Sat me lusistis; ludite nunc alios [175] .
Книга десятая
Глава I Жиль Блас отбывает в Астурию. Путь его лежит через Вальядолид, где он навещает своего прежнего хозяина, доктора Санградо. Случайная его встреча с сеньором Мануэлем Ордоньесом, смотрителем богадельни
В то время как мы с Сипионом готовились ехать в Астурию, Павел V сделал герцога Лерму кардиналом [176] . Папа этот, желая ввести инквизицию в Неаполитанском королевстве, облачил в пурпур испанского министра, дабы заставить Филиппа одобрить столь похвальное намерение. Все, хорошо знавшие этого нового члена конклава, находили, как и я, что церковь сделала весьма ценное приобретение. Сипион, предпочитавший видеть меня снова в блестящей придворной должности, нежели погребенным в сельском уединении, посоветовал мне показаться на глаза кардиналу.

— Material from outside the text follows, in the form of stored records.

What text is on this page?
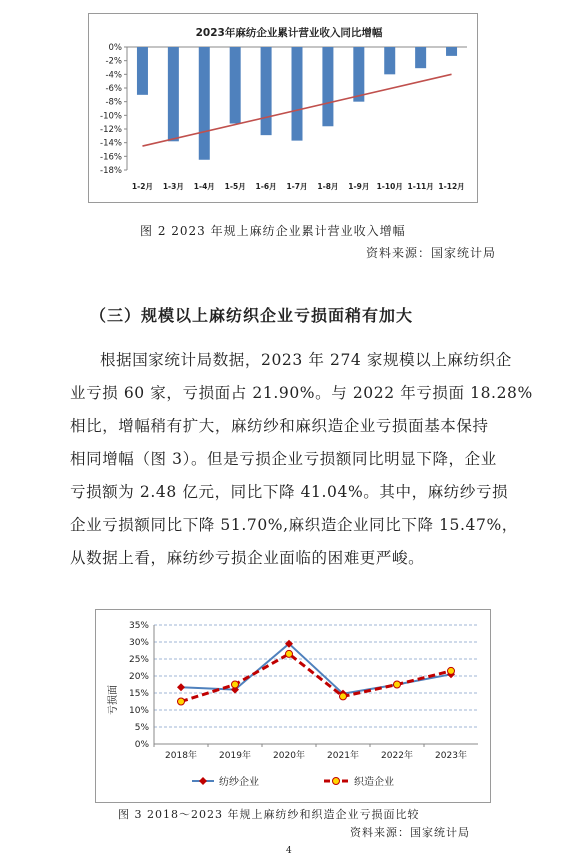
2023年麻纺企业累计营业收入同比增幅
0%
-2%
-4%
-6%
-8%
-10%
-12%
-14%
-16%
-18%
1-2月 1-3月 1-4月 1-5月 1-6月 1-7月 1-8月 1-9月 1-10月 1-11月 1-12月
图 2 2023 年规上麻纺企业累计营业收入增幅
资料来源：国家统计局
（三）规模以上麻纺织企业亏损面稍有加大
根据国家统计局数据，2023 年 274 家规模以上麻纺织企
业亏损 60 家，亏损面占 21.90%。与 2022 年亏损面 18.28%
相比，增幅稍有扩大，麻纺纱和麻织造企业亏损面基本保持
相同增幅（图 3）。但是亏损企业亏损额同比明显下降，企业
亏损额为 2.48 亿元，同比下降 41.04%。其中，麻纺纱亏损
企业亏损额同比下降 51.70%,麻织造企业同比下降 15.47%，
从数据上看，麻纺纱亏损企业面临的困难更严峻。
亏损面
35%
30%
25%
20%
15%
10%
5%
0%
2018年 2019年 2020年 2021年 2022年 2023年
纺纱企业	织造企业
图 3 2018～2023 年规上麻纺纱和织造企业亏损面比较
资料来源：国家统计局
4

– Может быть, – говорил он, – его высокопреосвященство, видя вас освобожденным по королевскому приказу, уже не сочтет нужным притворяться рассерженным и сможет принять вас к себе на службу.
– Сеньор Сипион, – возразил я ему, – вы, по-видимому, запамятовали, что я получил свободу лишь с условием немедленного выезда за пределы обеих Кастилий. Неужели вы думаете, что мне уже наскучил мой замок Лириас? Говорю и повторяю: если бы герцог Лерма вернул мне свою милость, если бы даже он предложил мне место дона Родриго Кальдерона, я бы отказался. Мое решение твердо: я хочу поехать в Овьедо, захватить своих родителей и удалиться с ними в окрестности Валенсии. Если же, друг мой, ты раскаиваешься в том, что связал свою судьбу с моей, то тебе стоит только сказать: я готов отдать тебе половину своей наличности; ты останешься в Мадриде и будешь по мере возможности делать карьеру.

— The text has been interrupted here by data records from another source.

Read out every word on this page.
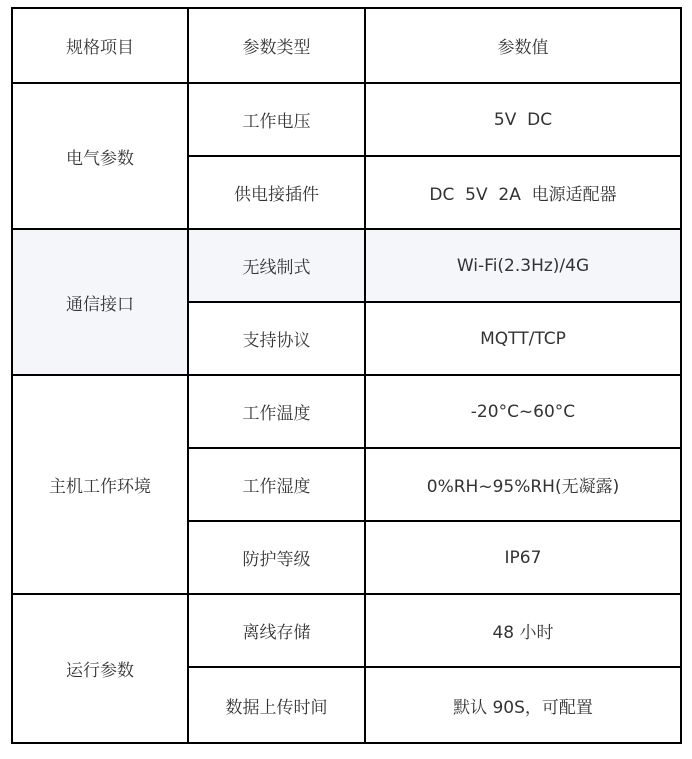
规格项目	参数类型	参数值
电气参数	工作电压	5V  DC
	供电接插件	DC  5V  2A  电源适配器
通信接口	无线制式	Wi-Fi(2.3Hz)/4G
	支持协议	MQTT/TCP
主机工作环境	工作温度	-20°C~60°C
	工作湿度	0%RH~95%RH(无凝露)
	防护等级	IP67
运行参数	离线存储	48 小时
	数据上传时间	默认 90S，可配置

– Как можете вы, – отвечал мой секретарь, слегка задетый этими словами, – как можете вы подозревать меня в нежелании последовать за вами в уединение! Это подозрение оскорбляет мое усердие и мою привязанность к вам. Как! Неужели Сипион, этот верный слуга, который, чтобы разделить с барином его невзгоды, готов был провести остаток дней своих в Сеговийской крепости, лишь с сожалением отправится с вами в места, обещающие ему сотни приятностей! Нет, нет, я совсем не хочу отвращать вас от вашего намерения. Я должен вам признаться в своей хитрости: советуя вам показаться на глаза герцогу Лерме, я только хотел испытать, не сохранилось ли у вас в душе еще несколько крупинок честолюбия. Ну что ж! Коль скоро вы совсем отреклись от почестей, то покинем поскорее двор, чтобы отдаться тем невинным и сладостным удовольствиям, о которых мы составили себе столь чарующее представление.

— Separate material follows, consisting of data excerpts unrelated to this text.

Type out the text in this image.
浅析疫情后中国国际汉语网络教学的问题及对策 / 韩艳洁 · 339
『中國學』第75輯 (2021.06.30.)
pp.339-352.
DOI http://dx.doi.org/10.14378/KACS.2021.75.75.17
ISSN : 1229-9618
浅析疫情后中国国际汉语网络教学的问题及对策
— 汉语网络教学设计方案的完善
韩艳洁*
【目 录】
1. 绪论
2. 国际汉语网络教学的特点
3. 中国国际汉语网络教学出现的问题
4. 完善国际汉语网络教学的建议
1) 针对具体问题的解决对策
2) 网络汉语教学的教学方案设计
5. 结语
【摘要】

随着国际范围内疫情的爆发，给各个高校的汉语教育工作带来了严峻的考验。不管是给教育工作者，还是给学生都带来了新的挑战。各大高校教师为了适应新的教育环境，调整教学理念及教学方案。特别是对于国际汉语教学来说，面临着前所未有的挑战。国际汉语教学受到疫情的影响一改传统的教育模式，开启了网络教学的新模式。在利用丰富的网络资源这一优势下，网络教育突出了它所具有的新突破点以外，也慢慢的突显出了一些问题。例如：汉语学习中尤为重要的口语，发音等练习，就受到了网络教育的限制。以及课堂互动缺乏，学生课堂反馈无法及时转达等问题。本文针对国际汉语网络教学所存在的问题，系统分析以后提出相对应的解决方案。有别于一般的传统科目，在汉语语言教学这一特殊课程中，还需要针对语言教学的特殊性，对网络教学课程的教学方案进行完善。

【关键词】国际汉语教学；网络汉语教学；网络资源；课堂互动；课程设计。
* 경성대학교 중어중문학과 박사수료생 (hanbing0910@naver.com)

И в самом деле, мы вскоре после этого отбыли вдвоем в дорожной карете, запряженной двумя добрыми мулами; правил ими парень, которого я счел нужным нанять для усиления своей свиты. Первая моя ночевка была в Алькала-де-Энарес, вторая – в Сеговии. Не желая задерживаться, я не навестил великодушного коменданта Тордесильяса и прямо поехал в Пеньяфьель на Дуэро, а на следующий день – в Вальядолид. При виде этого города я не сумел удержать глубокого вздоха. Мой спутник, услыхав его, спросил о причине.
– Дело с том, дитя мое, – сказал я ему, – что я здесь долго занимался медициной; теперь совесть втайне меня упрекает: мне кажется, точно все убитые мною больные выходят из гробов, чтобы растерзать меня в клочья.